C.S. Lewis, An Experiment in Criticism
C.S. Lewis read for his profession (he taught literature at Oxford and later Cambridge), for pleasure and also, as suggested by the above quotation, for the enlargement of his being. Then he wrote many books that enlarged the being of his many, many readers.
In the books he wrote he had much to say about the books he read and about reading in general, and now much of what he said on the subject has been compiled into a single book, The Reading Life: The Joy of Seeing New Worlds Through Others' Eyes.
Lewis loved Jane Austen ("I've been reading Pride and Prejudice on and off all my life and it doesn't wear out a bit.") and War and Peace ("It has completely changed my view of novels."), but The Three Musketeers not so much ("I don't think there is a single passage to show that Dumas had even seen a cloud, a road, or a tree.") He wondered how Mark Twain could write Adventures of Huckleberry Finn yet nothing else that was nearly as good.
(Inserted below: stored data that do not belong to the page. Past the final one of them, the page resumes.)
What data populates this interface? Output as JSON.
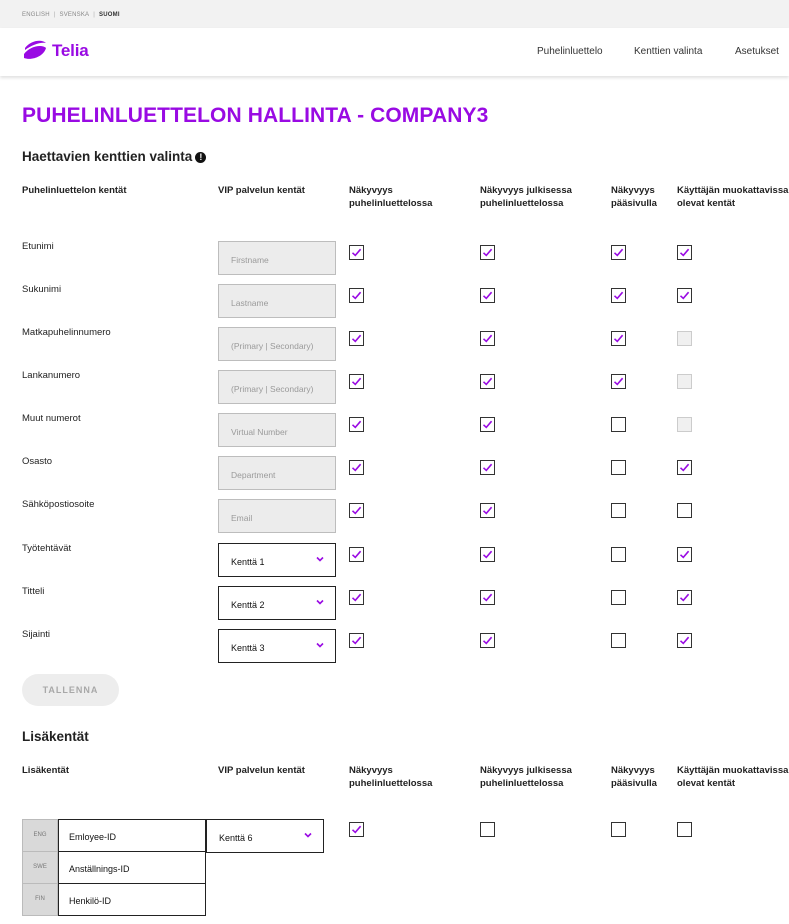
{
  "languages": [
    "ENGLISH",
    "SVENSKA",
    "SUOMI"
  ],
  "active_language": "SUOMI",
  "brand": {
    "name": "Telia",
    "color": "#990ae3"
  },
  "nav": [
    "Puhelinluettelo",
    "Kenttien valinta",
    "Asetukset"
  ],
  "page_title": "PUHELINLUETTELON HALLINTA - COMPANY3",
  "section1": {
    "title": "Haettavien kenttien valinta",
    "info_icon": "!",
    "headers": [
      "Puhelinluettelon kentät",
      "VIP palvelun kentät",
      "Näkyvyys puhelinluettelossa",
      "Näkyvyys julkisessa puhelinluettelossa",
      "Näkyvyys pääsivulla",
      "Käyttäjän muokattavissa olevat kentät"
    ],
    "rows": [
      {
        "label": "Etunimi",
        "vip_type": "input",
        "vip": "Firstname",
        "checks": [
          "checked",
          "checked",
          "checked",
          "checked"
        ]
      },
      {
        "label": "Sukunimi",
        "vip_type": "input",
        "vip": "Lastname",
        "checks": [
          "checked",
          "checked",
          "checked",
          "checked"
        ]
      },
      {
        "label": "Matkapuhelinnumero",
        "vip_type": "input",
        "vip": "(Primary | Secondary)",
        "checks": [
          "checked",
          "checked",
          "checked",
          "disabled"
        ]
      },
      {
        "label": "Lankanumero",
        "vip_type": "input",
        "vip": "(Primary | Secondary)",
        "checks": [
          "checked",
          "checked",
          "checked",
          "disabled"
        ]
      },
      {
        "label": "Muut numerot",
        "vip_type": "input",
        "vip": "Virtual Number",
        "checks": [
          "checked",
          "checked",
          "unchecked",
          "disabled"
        ]
      },
      {
        "label": "Osasto",
        "vip_type": "input",
        "vip": "Department",
        "checks": [
          "checked",
          "checked",
          "unchecked",
          "checked"
        ]
      },
      {
        "label": "Sähköpostiosoite",
        "vip_type": "input",
        "vip": "Email",
        "checks": [
          "checked",
          "checked",
          "unchecked",
          "unchecked"
        ]
      },
      {
        "label": "Työtehtävät",
        "vip_type": "select",
        "vip": "Kenttä 1",
        "checks": [
          "checked",
          "checked",
          "unchecked",
          "checked"
        ]
      },
      {
        "label": "Titteli",
        "vip_type": "select",
        "vip": "Kenttä 2",
        "checks": [
          "checked",
          "checked",
          "unchecked",
          "checked"
        ]
      },
      {
        "label": "Sijainti",
        "vip_type": "select",
        "vip": "Kenttä 3",
        "checks": [
          "checked",
          "checked",
          "unchecked",
          "checked"
        ]
      }
    ]
  },
  "save_label": "TALLENNA",
  "section2": {
    "title": "Lisäkentät",
    "headers": [
      "Lisäkentät",
      "VIP palvelun kentät",
      "Näkyvyys puhelinluettelossa",
      "Näkyvyys julkisessa puhelinluettelossa",
      "Näkyvyys pääsivulla",
      "Käyttäjän muokattavissa olevat kentät"
    ],
    "extra_field": {
      "names": [
        {
          "lang": "ENG",
          "value": "Emloyee-ID"
        },
        {
          "lang": "SWE",
          "value": "Anställnings-ID"
        },
        {
          "lang": "FIN",
          "value": "Henkilö-ID"
        }
      ],
      "vip": "Kenttä 6",
      "checks": [
        "checked",
        "unchecked",
        "unchecked",
        "unchecked"
      ]
    }
  },
  "colors": {
    "accent": "#990ae3",
    "checkmark": "#990ae3"
  }
}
He has much to say about fairy tales and about children's literature in general, and of course his own Narnia stories became children's classics. He once argued: "I am almost inclined to set it up as a canon that a children's story which is enjoyed only by children is a bad children's story." As someone who did not read those Narnia stories until I was an adult, I am almost inclined to agree with him.
For parents, teachers or others who worry about the unworthiness of the books children read, Lewis offers this sensible advice: "Those who have greatly cared for any book whatever may possibly come to care, some day, for good books." Those discouraged from reading "bad" books may stop reading altogether.
And those who don't read, Lewis writes elsewhere, inhabit "a tiny world."